Nosferatu’s presence is manifested only through the destruction and terror which the vampire
brings with him. His method of domination, epidemic plague, evokes a similar kind of fear. It is an
imperceptible killer which spreads, crossing the boundaries of nations and peoples effortlessly. The
imagined international Jewish conspiracy represents the same type of threat as the amorphous,
spectral “malevolent shadow” of Nosferatu.Both are informed by an underlying fear of the invisible
yet all powerful enemy.In anti-Semitic narratives the influence of ‘the Jew’, like Nosferatu’s plague,
spreads throughout society, undetected until it is too late.
Like the figure of ‘the Jew’ as created by the anti-Semitic thinkers, the vampire is a flexible
concept, on to which all manner of societal fears can be placed. The Jewish community in Germany,
while never perhaps accepted, had been assimilated.
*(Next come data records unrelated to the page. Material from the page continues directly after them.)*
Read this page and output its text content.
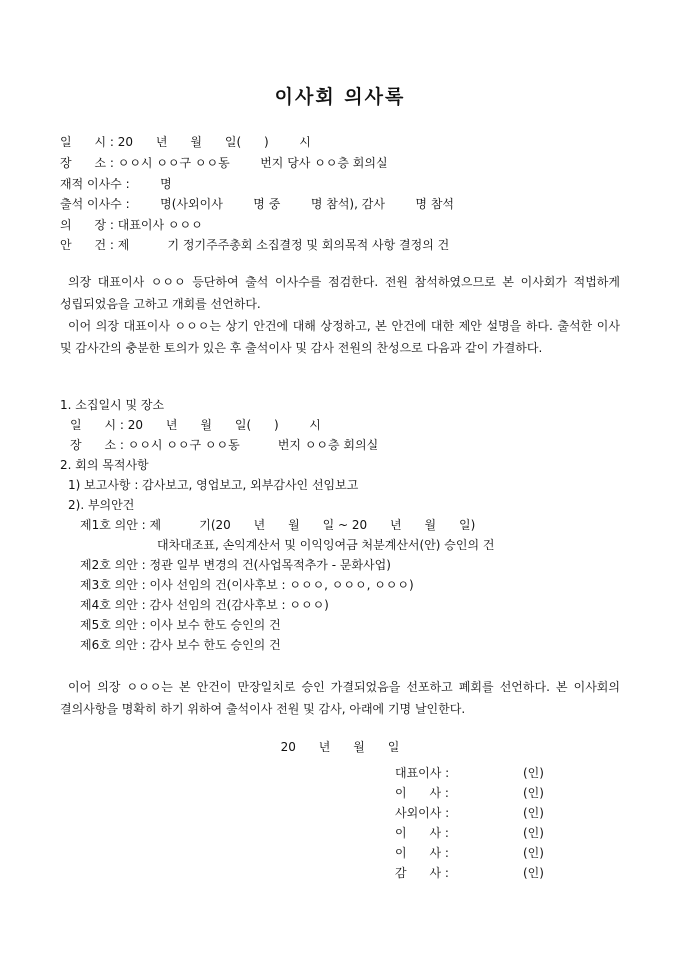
이사회 의사록
일      시 : 20      년      월      일(      )        시
장      소 : ㅇㅇ시 ㅇㅇ구 ㅇㅇ동        번지 당사 ㅇㅇ층 회의실
재적 이사수 :        명
출석 이사수 :        명(사외이사        명 중        명 참석), 감사        명 참석
의      장 : 대표이사 ㅇㅇㅇ
안      건 : 제          기 정기주주총회 소집결정 및 회의목적 사항 결정의 건

의장 대표이사 ㅇㅇㅇ 등단하여 출석 이사수를 점검한다. 전원 참석하였으므로 본 이사회가 적법하게 성립되었음을 고하고 개회를 선언하다.

이어 의장 대표이사 ㅇㅇㅇ는 상기 안건에 대해 상정하고, 본 안건에 대한 제안 설명을 하다. 출석한 이사 및 감사간의 충분한 토의가 있은 후 출석이사 및 감사 전원의 찬성으로 다음과 같이 가결하다.

1. 소집일시 및 장소
일      시 : 20      년      월      일(      )        시
장      소 : ㅇㅇ시 ㅇㅇ구 ㅇㅇ동          번지 ㅇㅇ층 회의실
2. 회의 목적사항
1) 보고사항 : 감사보고, 영업보고, 외부감사인 선임보고
2). 부의안건
제1호 의안 : 제          기(20      년      월      일 ~ 20      년      월      일)
대차대조표, 손익계산서 및 이익잉여금 처분계산서(안) 승인의 건
제2호 의안 : 정관 일부 변경의 건(사업목적추가 - 문화사업)
제3호 의안 : 이사 선임의 건(이사후보 : ㅇㅇㅇ, ㅇㅇㅇ, ㅇㅇㅇ)
제4호 의안 : 감사 선임의 건(감사후보 : ㅇㅇㅇ)
제5호 의안 : 이사 보수 한도 승인의 건
제6호 의안 : 감사 보수 한도 승인의 건

이어 의장 ㅇㅇㅇ는 본 안건이 만장일치로 승인 가결되었음을 선포하고 폐회를 선언하다. 본 이사회의 결의사항을 명확히 하기 위하여 출석이사 전원 및 감사, 아래에 기명 날인한다.

20      년      월      일
대표이사 :	(인)
이      사 :	(인)
사외이사 :	(인)
이      사 :	(인)
이      사 :	(인)
감      사 :	(인)
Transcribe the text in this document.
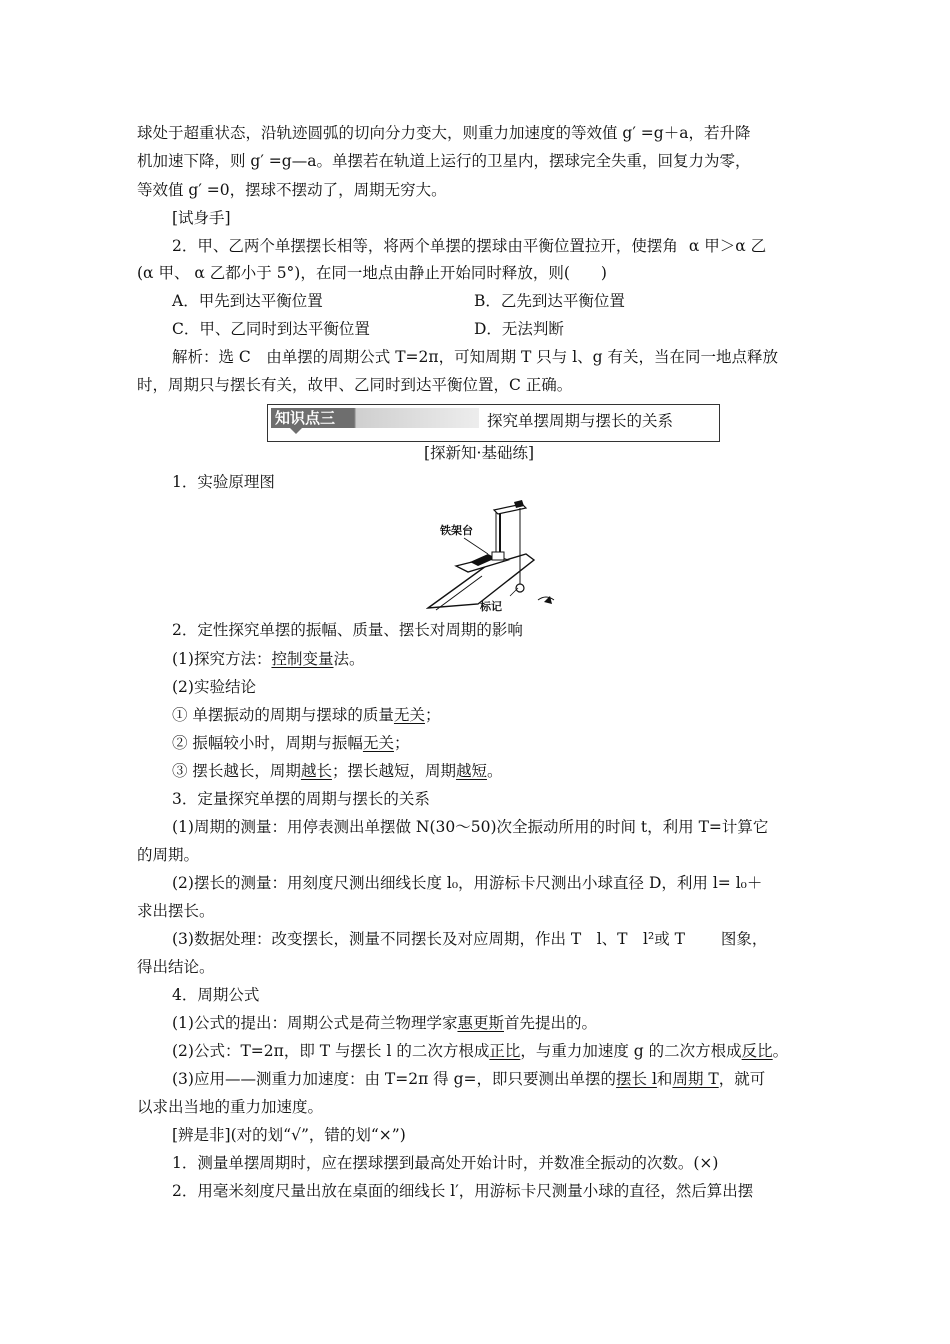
球处于超重状态，沿轨迹圆弧的切向分力变大，则重力加速度的等效值 g′ =g＋a，若升降
机加速下降，则 g′ =g—a。单摆若在轨道上运行的卫星内，摆球完全失重，回复力为零，
等效值 g′ =0，摆球不摆动了，周期无穷大。
[试身手]
2．甲、乙两个单摆摆长相等，将两个单摆的摆球由平衡位置拉开，使摆角 α 甲＞α 乙
(α 甲、 α 乙都小于 5°)，在同一地点由静止开始同时释放，则(　　)
A．甲先到达平衡位置	B．乙先到达平衡位置
C．甲、乙同时到达平衡位置	D．无法判断
解析：选 C　由单摆的周期公式 T=2π，可知周期 T 只与 l、g 有关，当在同一地点释放
时，周期只与摆长有关，故甲、乙同时到达平衡位置，C 正确。
知识点三	探究单摆周期与摆长的关系
[探新知·基础练]
1．实验原理图
铁架台
标记
2．定性探究单摆的振幅、质量、摆长对周期的影响
(1)探究方法：控制变量法。
(2)实验结论
① 单摆振动的周期与摆球的质量无关；
② 振幅较小时，周期与振幅无关；
③ 摆长越长，周期越长；摆长越短，周期越短。
3．定量探究单摆的周期与摆长的关系
(1)周期的测量：用停表测出单摆做 N(30～50)次全振动所用的时间 t，利用 T=计算它
的周期。
(2)摆长的测量：用刻度尺测出细线长度 l₀，用游标卡尺测出小球直径 D，利用 l= l₀＋
求出摆长。
(3)数据处理：改变摆长，测量不同摆长及对应周期，作出 T　l、T　l²或 T　　 图象，
得出结论。
4．周期公式
(1)公式的提出：周期公式是荷兰物理学家惠更斯首先提出的。
(2)公式：T=2π，即 T 与摆长 l 的二次方根成正比，与重力加速度 g 的二次方根成反比。
(3)应用——测重力加速度：由 T=2π 得 g=，即只要测出单摆的摆长 l和周期 T，就可
以求出当地的重力加速度。
[辨是非](对的划“√”，错的划“×”)
1．测量单摆周期时，应在摆球摆到最高处开始计时，并数准全振动的次数。(×)
2．用毫米刻度尺量出放在桌面的细线长 l′，用游标卡尺测量小球的直径，然后算出摆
Amid the exigencies of war, the shame defeat,
and the extreme economic distress of the post war years, pre-existing anti-Semitic sentiments
became radicalized. The Jews were no longer seen merely as a vaguely suspect minority but rather
as an internal enemy. The figure of the vampire, which represented that which is sinister and
parasitic, provided a ready allegory for the anti-Semite’s notion of ‘the Jew’. The vampire was the
embodiment of everything foreign, corrosive, and frightening. In this way, the figure of Nosferatu
serves as something of a mirror for the fears and anxieties of Weimar society.